Name	Type	Description	Default
`survival`	`pd.DataFrame`	A dataframe of survival probabilities for all times (columns), from a time_bins array, for all samples of X (rows).	required
`final_time`	`Float`	Final time for extrapolation	required
`intervals`	`Int`	Time in each interval between last time in survival dataframe and final time	required
`lags`	`Int`	Lags to compute constant risk. if negative, will use the last "lags" values if positive, will remove the first "lags" values if 0, will use all values	`-1`

Returns:

Type	Description
`pd.DataFrame`	Survival dataset with appended extrapolated windows

Source code in xgbse/extrapolation.py

def extrapolate_constant_risk(survival, final_time, intervals, lags=-1):
    """
    Extrapolate a survival curve assuming constant risk.

    Args:
        survival (pd.DataFrame): A dataframe of survival probabilities
            for all times (columns), from a time_bins array, for all samples of X (rows).
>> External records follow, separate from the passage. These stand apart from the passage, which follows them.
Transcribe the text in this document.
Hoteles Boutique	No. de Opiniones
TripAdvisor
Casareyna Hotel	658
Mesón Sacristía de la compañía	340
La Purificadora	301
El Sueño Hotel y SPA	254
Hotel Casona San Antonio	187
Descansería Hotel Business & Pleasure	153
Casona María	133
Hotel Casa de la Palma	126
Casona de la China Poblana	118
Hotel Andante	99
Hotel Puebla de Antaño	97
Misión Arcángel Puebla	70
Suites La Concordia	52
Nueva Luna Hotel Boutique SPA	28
        final_time (Float): Final time for extrapolation

        intervals (Int): Time in each interval between last time in survival dataframe and final time

        lags (Int): Lags to compute constant risk.
            if negative, will use the last "lags" values
            if positive, will remove the first "lags" values
            if 0, will use all values

    Returns:
        pd.DataFrame: Survival dataset with appended extrapolated windows
    """

    last_time = survival.columns[-1]
    # creating windows for extrapolation
    # here we sum intervals in times to exclude the last time, that already is in surv dataframe and
    #  to include final time in resulting dataframe
    extrap_windows = np.arange(last_time + intervals, final_time + intervals, intervals)

    # calculating conditionals and hazard at each time window
    hazards = _get_conditional_probs_from_survival(survival)

    # calculating avg hazard for desired lags
    constant_haz = hazards.values[:, lags:].mean(axis=1).reshape(-1, 1)

    # repeat hazard for n_windows required
    constant_haz = np.tile(constant_haz, len(extrap_windows))

    constant_haz = pd.DataFrame(constant_haz, columns=extrap_windows)

    hazards = pd.concat([hazards, constant_haz], axis=1)

    return hazard_to_survival(hazards)